Other new tools include a reasonably effective stabilisation filter for shaky footage and a waveform view for tweaking your audio. More useful, perhaps, is the same smart proxy mode found in MediaStudio Pro, which lets you edit footage from HDV camcorders on a less-capable system. Unlike the surround sound in most consumer editors, VideoStudio 10 Plus also includes fully-fledged 5.1 Dolby Digital encoding, with a simple front end allowing you to set audio locations and balance for separate audio tracks.

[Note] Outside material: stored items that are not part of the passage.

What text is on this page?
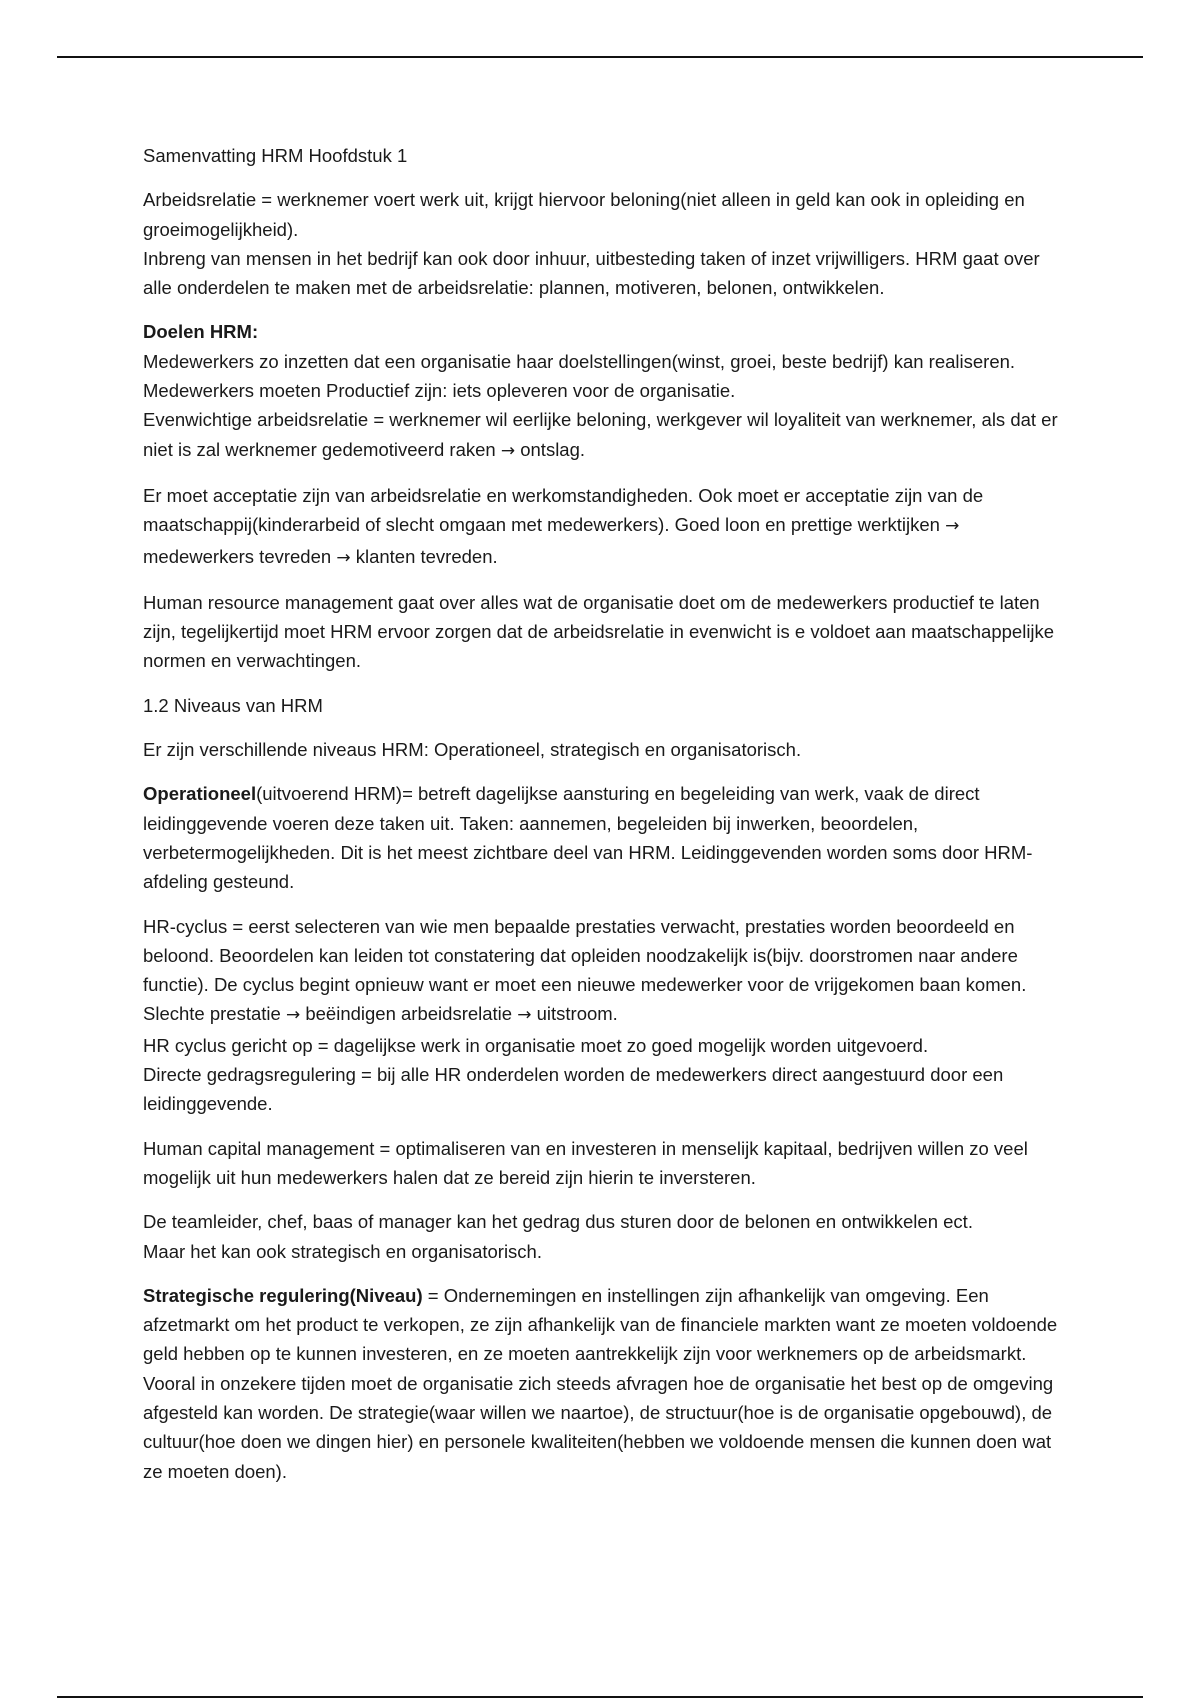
Samenvatting HRM Hoofdstuk 1

Arbeidsrelatie = werknemer voert werk uit, krijgt hiervoor beloning(niet alleen in geld kan ook in opleiding en groeimogelijkheid).
Inbreng van mensen in het bedrijf kan ook door inhuur, uitbesteding taken of inzet vrijwilligers. HRM gaat over alle onderdelen te maken met de arbeidsrelatie: plannen, motiveren, belonen, ontwikkelen.

Doelen HRM:
Medewerkers zo inzetten dat een organisatie haar doelstellingen(winst, groei, beste bedrijf) kan realiseren. Medewerkers moeten Productief zijn: iets opleveren voor de organisatie.
Evenwichtige arbeidsrelatie = werknemer wil eerlijke beloning, werkgever wil loyaliteit van werknemer, als dat er niet is zal werknemer gedemotiveerd raken → ontslag.

Er moet acceptatie zijn van arbeidsrelatie en werkomstandigheden. Ook moet er acceptatie zijn van de maatschappij(kinderarbeid of slecht omgaan met medewerkers). Goed loon en prettige werktijken → medewerkers tevreden → klanten tevreden.

Human resource management gaat over alles wat de organisatie doet om de medewerkers productief te laten zijn, tegelijkertijd moet HRM ervoor zorgen dat de arbeidsrelatie in evenwicht is e voldoet aan maatschappelijke normen en verwachtingen.

1.2 Niveaus van HRM

Er zijn verschillende niveaus HRM: Operationeel, strategisch en organisatorisch.

Operationeel(uitvoerend HRM)= betreft dagelijkse aansturing en begeleiding van werk, vaak de direct leidinggevende voeren deze taken uit. Taken: aannemen, begeleiden bij inwerken, beoordelen, verbetermogelijkheden. Dit is het meest zichtbare deel van HRM. Leidinggevenden worden soms door HRM-afdeling gesteund.

HR-cyclus = eerst selecteren van wie men bepaalde prestaties verwacht, prestaties worden beoordeeld en beloond. Beoordelen kan leiden tot constatering dat opleiden noodzakelijk is(bijv. doorstromen naar andere functie). De cyclus begint opnieuw want er moet een nieuwe medewerker voor de vrijgekomen baan komen. Slechte prestatie → beëindigen arbeidsrelatie → uitstroom.
HR cyclus gericht op = dagelijkse werk in organisatie moet zo goed mogelijk worden uitgevoerd.
Directe gedragsregulering = bij alle HR onderdelen worden de medewerkers direct aangestuurd door een leidinggevende.

Human capital management = optimaliseren van en investeren in menselijk kapitaal, bedrijven willen zo veel mogelijk uit hun medewerkers halen dat ze bereid zijn hierin te inversteren.

De teamleider, chef, baas of manager kan het gedrag dus sturen door de belonen en ontwikkelen ect.
Maar het kan ook strategisch en organisatorisch.

Strategische regulering(Niveau) = Ondernemingen en instellingen zijn afhankelijk van omgeving. Een afzetmarkt om het product te verkopen, ze zijn afhankelijk van de financiele markten want ze moeten voldoende geld hebben op te kunnen investeren, en ze moeten aantrekkelijk zijn voor werknemers op de arbeidsmarkt. Vooral in onzekere tijden moet de organisatie zich steeds afvragen hoe de organisatie het best op de omgeving afgesteld kan worden. De strategie(waar willen we naartoe), de structuur(hoe is de organisatie opgebouwd), de cultuur(hoe doen we dingen hier) en personele kwaliteiten(hebben we voldoende mensen die kunnen doen wat ze moeten doen).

One of Ulead's strengths has always been format support, and VideoStudio 10 Plus is no exception. As well as adding h.264 support for PSP and iPod video export formats, this editor now lets you import digital TV (DVB-t) recordings from your tuner card or Windows MCE. This enables another new feature, which is the ability to automatically detect and remove advert breaks from these recordings. However, we only found this feature to be hit and miss, requiring manual intervention to get them all.

There are a couple of new effects to play with, plus some new DVD templates, but the most eye-catching addition is the DVD transition, which creates motion segues between menus and content on your DVDs. Early adopters should also note that high-definition DVD burning (MPEG-2 HD/WMV-HD) is supported out of the box - the first editor we've seen that does this.